Выждав некоторое время, Молочник поманил его к дверям. Они вышли и, не говоря ни слова, зашагали по улице.
— Что стряслось? Когда ты вошел, вид у тебя был паршивый.
— Ничего, — сказал Молочник. — Выпить бы куда зайти.
— К Мэри?
— Нет! Там слишком много девок.
— Сейчас только полдевятого. «Кедровник» не откроют до девяти.
— А, черт! Придумай сам. У меня башка устала.
— Пошли ко мне, найдется кое-что.
— Это мысль. А ящик твой работает?
— Чего захотел! Никак не соберусь починить.
— Мне хочется музыки. Музыки и выпить.
— Тогда придется посетить мисс Мэри. А ее девушек я устраню.
— Правда? Интересно поглядеть, как ты будешь этими дамочками распоряжаться.
— Пошли, пошли. Здесь тебе не Нью-Йорк, выбор ограничен.
— Ладно, уговорил. Потопали к Мэри. Прошагав несколько кварталов, они добрались до угла Рэй- стрит и Десятой. Проходя мимо маленькой булочной, Гитара проглотил слюну и ускорил шаг. Заведение Мэри, выполняющее функции ресторанчика-бара, было самым процветающим на Донорском пункте — хотя на каждом из остальных трех углов имелись аналогичные забегаловки, — и причиной этого успехи была сама Мэри, смазливая, хотя и чересчур накрашенная официантка, она же совладелица бара, бойкая, игривая, острая на язык, приятная и занятная собеседница. Шлюхи чувствовали себя здесь в безопасности; одинокие пьянчуги имели возможность нализаться без всяких тревог; фраера там находили все — от желторотых цыплят до видавших виды стервятников и даже подсадных уток; неугомонные домашние хозяйки упивались комплиментами и плясали так, что каблуки от туфель отлетали; подростки постигали здесь «правила жизни» — и никто из посетителей не скучал. Ибо освещение у Мэри было подобрано так, что все женщины выглядели красавицами, а если и не красавицами, то очень привлекательными. Музыка придавала особый тон и стиль разговорам, от которых в другом месте мухи дохли бы со скуки. А напитки и еда побуждали посетителей к поступкам самого драматического свойства.
Впрочем, начиналось все это часов в одиннадцать. В половине же девятого, когда пришли Гитара и Молочник, ресторанчик был почти пуст. Они быстро юркнули в кабинку и заказали шотландское виски с водой.

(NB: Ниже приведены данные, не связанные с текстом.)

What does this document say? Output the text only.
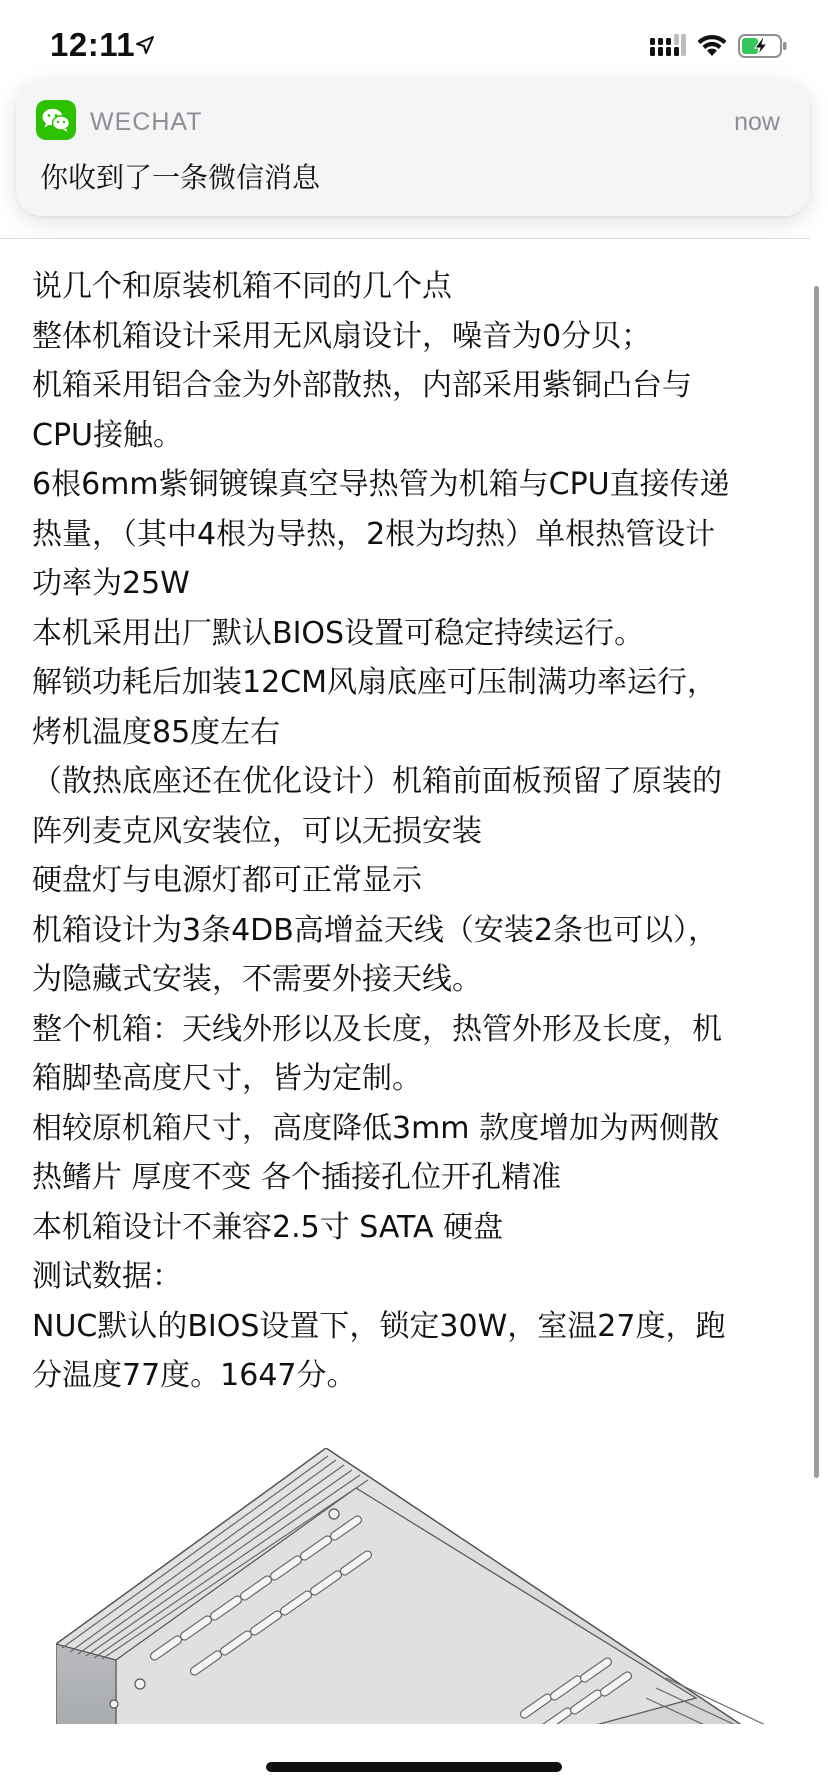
12:11

说几个和原装机箱不同的几个点

整体机箱设计采用无风扇设计，噪音为0分贝；

机箱采用铝合金为外部散热，内部采用紫铜凸台与

CPU接触。

6根6mm紫铜镀镍真空导热管为机箱与CPU直接传递

热量，（其中4根为导热，2根为均热）单根热管设计

功率为25W

本机采用出厂默认BIOS设置可稳定持续运行。

解锁功耗后加装12CM风扇底座可压制满功率运行，

烤机温度85度左右

（散热底座还在优化设计）机箱前面板预留了原装的

阵列麦克风安装位，可以无损安装

硬盘灯与电源灯都可正常显示

机箱设计为3条4DB高增益天线（安装2条也可以），

为隐藏式安装，不需要外接天线。

整个机箱：天线外形以及长度，热管外形及长度，机

箱脚垫高度尺寸，皆为定制。

相较原机箱尺寸，高度降低3mm 款度增加为两侧散

热鳍片 厚度不变 各个插接孔位开孔精准

本机箱设计不兼容2.5寸 SATA 硬盘

测试数据：

NUC默认的BIOS设置下，锁定30W，室温27度，跑

分温度77度。1647分。

WECHAT	now
你收到了一条微信消息
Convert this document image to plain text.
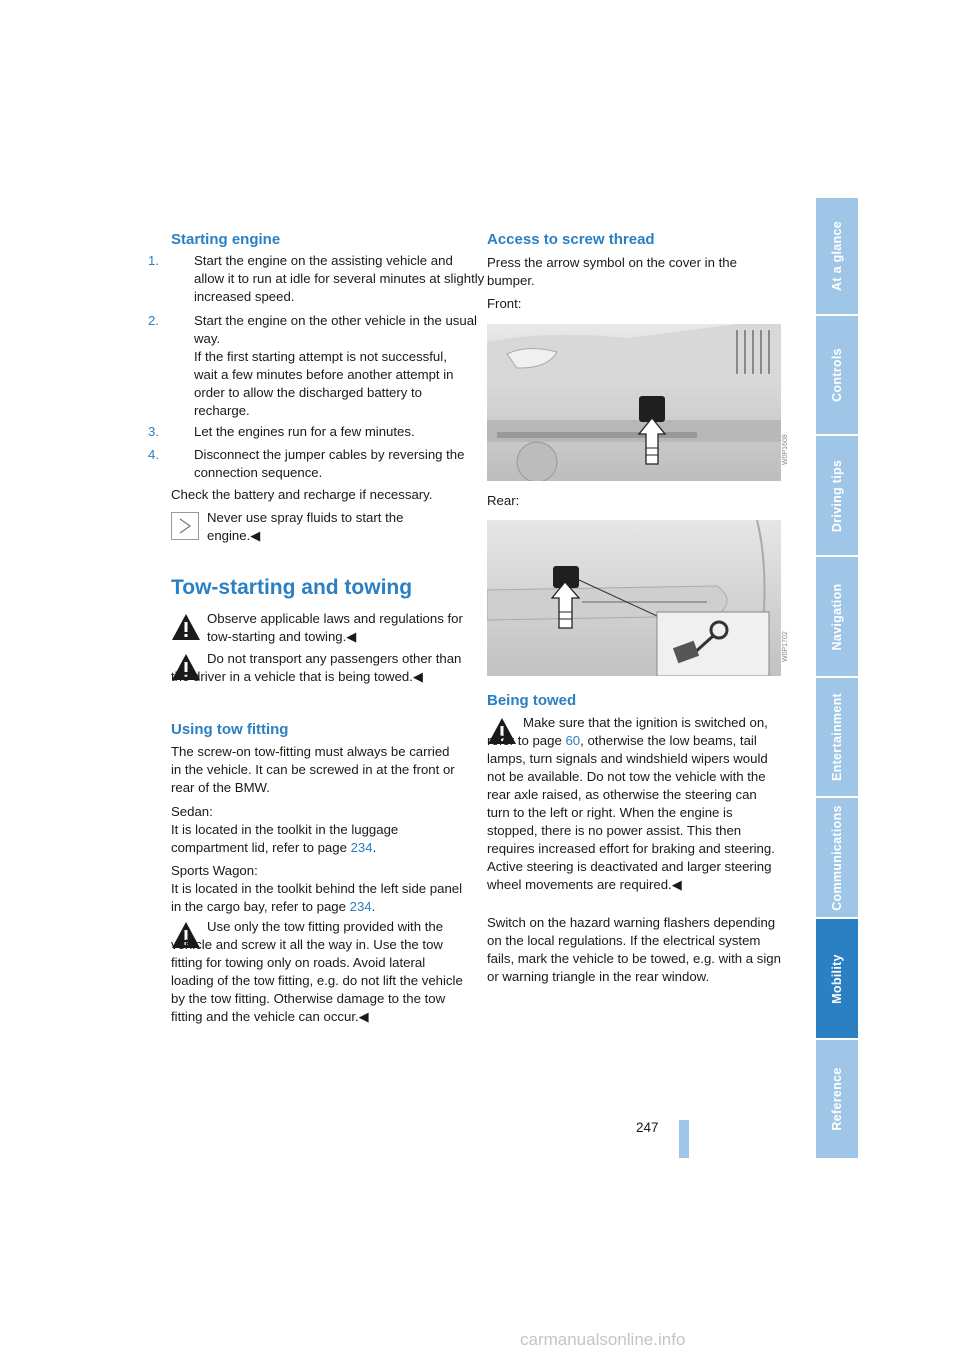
At a glance
Controls
Driving tips
Navigation
Entertainment
Communications
Mobility
Reference
Starting engine
1.	Start the engine on the assisting vehicle and allow it to run at idle for several minutes at slightly increased speed.
2.	Start the engine on the other vehicle in the usual way.
If the first starting attempt is not successful, wait a few minutes before another attempt in order to allow the discharged battery to recharge.
3.	Let the engines run for a few minutes.
4.	Disconnect the jumper cables by reversing the connection sequence.
Check the battery and recharge if necessary.
Never use spray fluids to start the engine.◀
Tow-starting and towing
Observe applicable laws and regulations for tow-starting and towing.◀
Do not transport any passengers other than the driver in a vehicle that is being towed.◀
Using tow fitting
The screw-on tow-fitting must always be carried in the vehicle. It can be screwed in at the front or rear of the BMW.
Sedan:
It is located in the toolkit in the luggage compartment lid, refer to page 234.
Sports Wagon:
It is located in the toolkit behind the left side panel in the cargo bay, refer to page 234.
Use only the tow fitting provided with the vehicle and screw it all the way in. Use the tow fitting for towing only on roads. Avoid lateral loading of the tow fitting, e.g. do not lift the vehicle by the tow fitting. Otherwise damage to the tow fitting and the vehicle can occur.◀
Access to screw thread
Press the arrow symbol on the cover in the bumper.
Front:
W0P1608
Rear:
W0P1702
Being towed
Make sure that the ignition is switched on, refer to page 60, otherwise the low beams, tail lamps, turn signals and windshield wipers would not be available. Do not tow the vehicle with the rear axle raised, as otherwise the steering can turn to the left or right. When the engine is stopped, there is no power assist. This then requires increased effort for braking and steering. Active steering is deactivated and larger steering wheel movements are required.◀
Switch on the hazard warning flashers depending on the local regulations. If the electrical system fails, mark the vehicle to be towed, e.g. with a sign or warning triangle in the rear window.
247
carmanualsonline.info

Молочник сразу осушил свой стакан, заказал новую порцию и только после этого спросил Гитару:
— Отчего все называют меня Молочником?
— Почем я знаю? Насколько мне известно, это твое имя.
— Мое имя Мейкон Помер.
— И ты притащил меня в такую, даль, чтобы сообщить мне свое имя?
— Мне нужно это узнать.
— А ну тебя. Ты лучше пей до дна.
— Ты свое имя знаешь, верно ведь?
— Отстань. Чего ты ко мне прицепился?
— Я сегодня врезал своему старику.
— Врезал?
— Да. Я его так ударил, что он упал на батарею.
— А что он тебе сделал?
— Ничего.
— Ничего? Ты ни с того ни с сего ему вмазал?
— Угу.
— Безо всякой причины?
— Он ударил мать.
— А…
— Он ее ударил. А я его ударил.
— Сочувствую.
— Угу.
— Я не шучу.
— Я знаю. — Молочник тяжело вздохнул. — Я знаю.
— Слушай. Я ведь понимаю, что у тебя сейчас на душе.
— Как же! Ни фига ты не понимаешь. Если с тобой такого не случилось, то не поймешь.
— Нет, я понимаю. Слушай, ты же знаешь, меня часто брали на охоту. У нас на Юге, еще когда я мальчонкой был…
— Вот не было печали. Опять пойдут истории про Алабаму?